Em um comunicado, o diretor-geral do Bratislava, Ivan Kmotrík Jr., afirmou que o clube havia cumprido todos os requisitos do protocolo da Uefa e que tinha a disposição jogadores o suficiente para fazer o jogo. No entanto, é bom pontuar que foi uma decisão das autoridades de Ilhas Faroe que inviabilizou a partida ao colocar todo o elenco eslovaco em quarentena.

O Órgão de apelação da Uefa, nesta segunda-feira, declarou que a partida foi abandonada pelo Slovan Bratislava e classificou o KÍ Klaksvík à próxima fase com uma vitória por 3 x 0, por WO. O diretor do Bratislava afirmou que toda a delegação que viajou às Ilhas Faroe testou negativo ao chegar à Eslováquia e apontou decisão “discriminatória” das autoridades locais de colocar o time inteiro em quarentena sem permitir a realização de novos testes.

“Os resultados apenas confirmam nossa opinião de que as autoridades das Ilhas Faroe, de maneira proposital e injusta, nos impediram de jogar”, disse, em comunicado no site do Bratislava. “Os resultados mostram que se nosso pedido para testar a delegação fosse acatado, os jogadores teriam dado negativo e poderiam disputar o jogo”.

Algo parecido aconteceu com o Prishtina. Todos os testes deram negativos antes da viagem para Gibraltar para enfrentar o Licoln Red Imps, mas diversos jogadores apresentaram resultados positivos ao chegarem ao local da partida inicialmente marcada para terça-feira, 18 de agosto. O jogo da primeira fase preliminar da Liga Europa foi adiado sábado, dia 22, e gerou uma situação inusitada.

De acordo com regras especiais do regulamento da Uefa, se menos de 13 jogadores estiveram disponíveis para a partida por causa da COVID-19, o jogo pode ser adiado, e o clube poderá apresentar jogadores que não estão registrados na Uefa, mas que estejam filiados à sua respectiva federação nacional. Após o adiamento, o Prishtina fez um apelo aos outros clubes do Kosovo para tentar reunir um elenco de 20 para o jogo contra os gibraltinos.
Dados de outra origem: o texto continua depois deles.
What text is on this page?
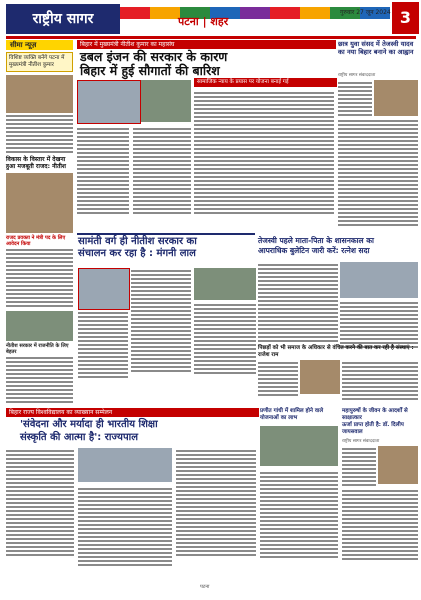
राष्ट्रीय सागर	पटना | शहर
गुरुवार 27 जून 2024 3
सीमा न्यूज़
विशिष्ट व्यक्ति बनेंगे पटना में मुख्यमंत्री नीतीश कुमार
विकास के विस्तार में देखना हुआ मजबूती राजद: नीतीश
राजद प्रवक्ता ने मंत्री पद के लिए आवेदन किया
नीतीश सरकार में राजनीति के लिए बेहतर
बिहार में मुख्यमंत्री नीतीश कुमार का महासंघ
डबल इंजन की सरकार के कारण
बिहार में हुई सौगातों की बारिश
सामाजिक न्याय के प्रयास पर योजना बनाई गई
छात्र युवा संसद में तेजस्वी यादव
का नया बिहार बनाने का आह्वान
राष्ट्रीय सागर संवाददाता
सामंती वर्ग ही नीतीश सरकार का
संचालन कर रहा है : मंगनी लाल
तेजस्वी पहले माता-पिता के शासनकाल का
आपराधिक बुलेटिन जारी करें: रत्नेश सदा
पिछड़ों को भी समाज के अधिकार से वंचित करने की बात कर रही है संस्थाएं : राजेश राम
बिहार राज्य विश्वविद्यालय का व्याख्यान सम्मेलन
'संवेदना और मर्यादा ही भारतीय शिक्षा
संस्कृति की आत्मा है': राज्यपाल
प्रणीत गांधी में शामिल होने वाले योजनाओं का लाभ
महापुरुषों के जीवन के आदर्शों से साक्षात्कार
ऊर्जा प्राप्त होती है: डॉ. दिलीप जायसवाल
राष्ट्रीय सागर संवाददाता
पटना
A empreitada foi bem sucedida. “O Prishtina agradece os times Feronikel, Llapi, Trepca 89, Flamurtar, Balkans, Drenica e Vushtrri, que ajudaram o Prishtina com urgência. Desde que fomos admitidos à Uefa, o Prishtina recebe uma reação muito positiva dos times da nossa nação porque o sucesso na Europa ajuda todo o futebol do Kosovo”, afirmou o clube, em uma nota no Facebook.
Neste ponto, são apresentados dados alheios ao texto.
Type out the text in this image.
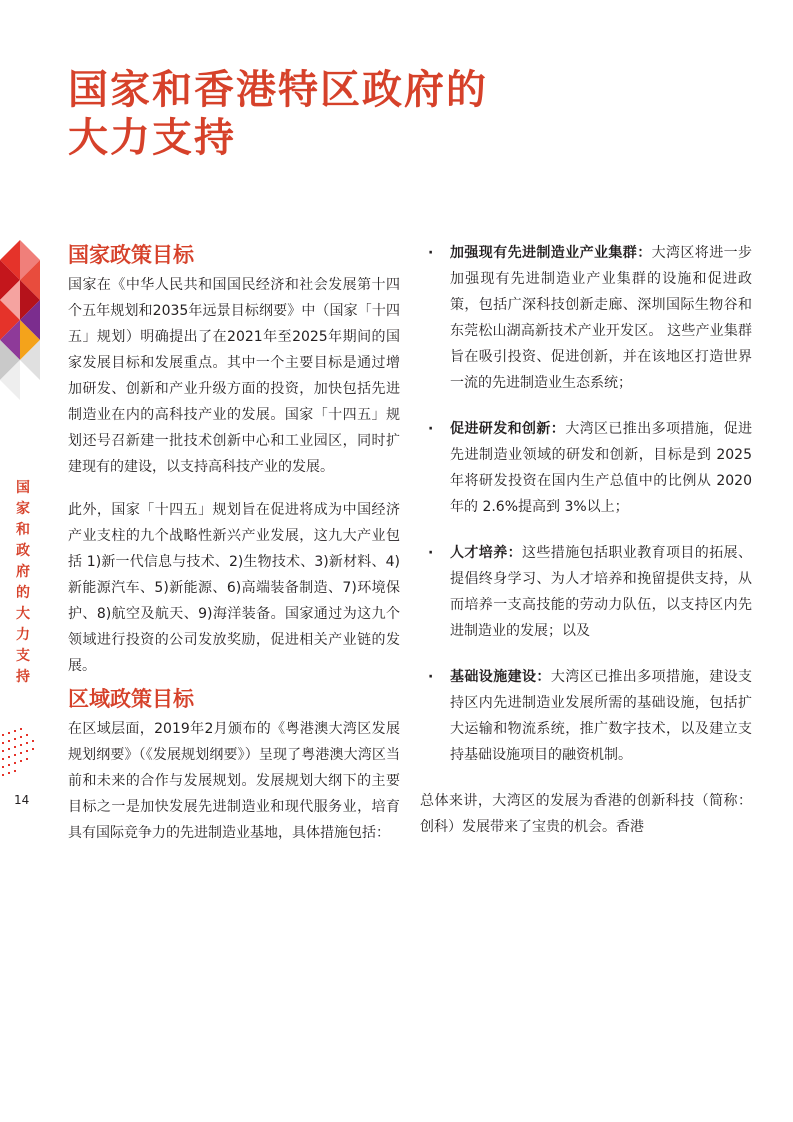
国家和香港特区政府的
大力支持
国家和政府的大力支持
14
国家政策目标

国家在《中华人民共和国国民经济和社会发展第十四个五年规划和2035年远景目标纲要》中（国家「十四五」规划）明确提出了在2021年至2025年期间的国家发展目标和发展重点。其中一个主要目标是通过增加研发、创新和产业升级方面的投资，加快包括先进制造业在内的高科技产业的发展。国家「十四五」规划还号召新建一批技术创新中心和工业园区，同时扩建现有的建设，以支持高科技产业的发展。

此外，国家「十四五」规划旨在促进将成为中国经济产业支柱的九个战略性新兴产业发展，这九大产业包括 1)新一代信息与技术、2)生物技术、3)新材料、4)新能源汽车、5)新能源、6)高端装备制造、7)环境保护、8)航空及航天、9)海洋装备。国家通过为这九个领域进行投资的公司发放奖励，促进相关产业链的发展。

区域政策目标

在区域层面，2019年2月颁布的《粤港澳大湾区发展规划纲要》（《发展规划纲要》）呈现了粤港澳大湾区当前和未来的合作与发展规划。发展规划大纲下的主要目标之一是加快发展先进制造业和现代服务业，培育具有国际竞争力的先进制造业基地，具体措施包括：

· 加强现有先进制造业产业集群：大湾区将进一步加强现有先进制造业产业集群的设施和促进政策，包括广深科技创新走廊、深圳国际生物谷和东莞松山湖高新技术产业开发区。 这些产业集群旨在吸引投资、促进创新，并在该地区打造世界一流的先进制造业生态系统；

· 促进研发和创新：大湾区已推出多项措施，促进先进制造业领域的研发和创新，目标是到 2025 年将研发投资在国内生产总值中的比例从 2020 年的 2.6%提高到 3%以上；

· 人才培养：这些措施包括职业教育项目的拓展、提倡终身学习、为人才培养和挽留提供支持，从而培养一支高技能的劳动力队伍，以支持区内先进制造业的发展；以及

· 基础设施建设：大湾区已推出多项措施，建设支持区内先进制造业发展所需的基础设施，包括扩大运输和物流系统，推广数字技术，以及建立支持基础设施项目的融资机制。

总体来讲，大湾区的发展为香港的创新科技（简称：创科）发展带来了宝贵的机会。香港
Acontece, porém, que oito jogadores desse segundo grupo também apresentaram testes positivos para a doença derivada do coronavírus, e as autoridades e Gibraltar decidiram colocar toda a delegação do Prishtina em quarentena. O jogo não foi realizado no último sábado, e a Uefa também decretou WO, com vitória por 3 a 0 e classificação para o Lincoln Red Imps.

Com esses dois jogos, são três até agora cancelados nas fases preliminares das competições europeias, após o Drita, também do Kosovo, ter levado WO, contra o Linfield, da Irlanda do Norte, o que tem sido um enorme desafio que tende a ficar pior para a Uefa.
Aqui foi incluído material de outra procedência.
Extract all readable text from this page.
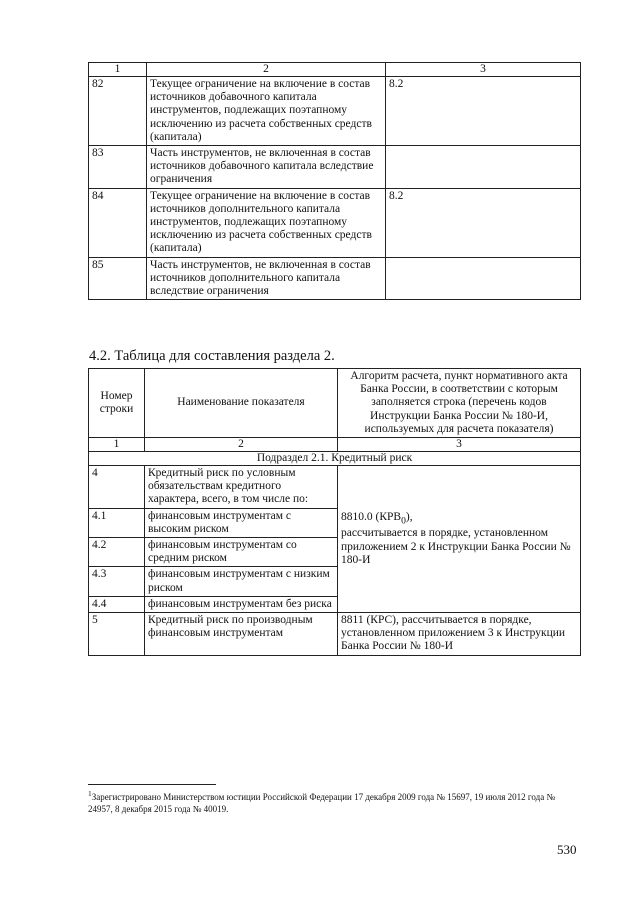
1	2	3
82	Текущее ограничение на включение в состав источников добавочного капитала инструментов, подлежащих поэтапному исключению из расчета собственных средств (капитала)	8.2
83	Часть инструментов, не включенная в состав источников добавочного капитала вследствие ограничения	
84	Текущее ограничение на включение в состав источников дополнительного капитала инструментов, подлежащих поэтапному исключению из расчета собственных средств (капитала)	8.2
85	Часть инструментов, не включенная в состав источников дополнительного капитала вследствие ограничения	
4.2. Таблица для составления раздела 2.
Номер строки	Наименование показателя	Алгоритм расчета, пункт нормативного акта Банка России, в соответствии с которым заполняется строка (перечень кодов Инструкции Банка России № 180-И, используемых для расчета показателя)
1	2	3
Подраздел 2.1. Кредитный риск		
4	Кредитный риск по условным обязательствам кредитного характера, всего, в том числе по:	8810.0 $(КРВ_0)$,
рассчитывается в порядке, установленном приложением 2 к Инструкции Банка России № 180-И
4.1	финансовым инструментам с высоким риском	
4.2	финансовым инструментам со средним риском	
4.3	финансовым инструментам с низким риском	
4.4	финансовым инструментам без риска	
5	Кредитный риск по производным финансовым инструментам	8811 (КРС), рассчитывается в порядке, установленном приложением 3 к Инструкции Банка России № 180-И
$^1$Зарегистрировано Министерством юстиции Российской Федерации 17 декабря 2009 года № 15697, 19 июля 2012 года № 24957, 8 декабря 2015 года № 40019.
530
Porque por mais que a pandemia esteja relativamente controlada em alguns países da Europa, viagens entre países em situações diferentes, que aplicam protocolos diferentes, sempre serão um risco com o decorrer dos torneios, e ela acaba ficando sujeita, com razão, às decisões das autoridades locais. O que acontecerá quando os clubes grandes entrarem na competição?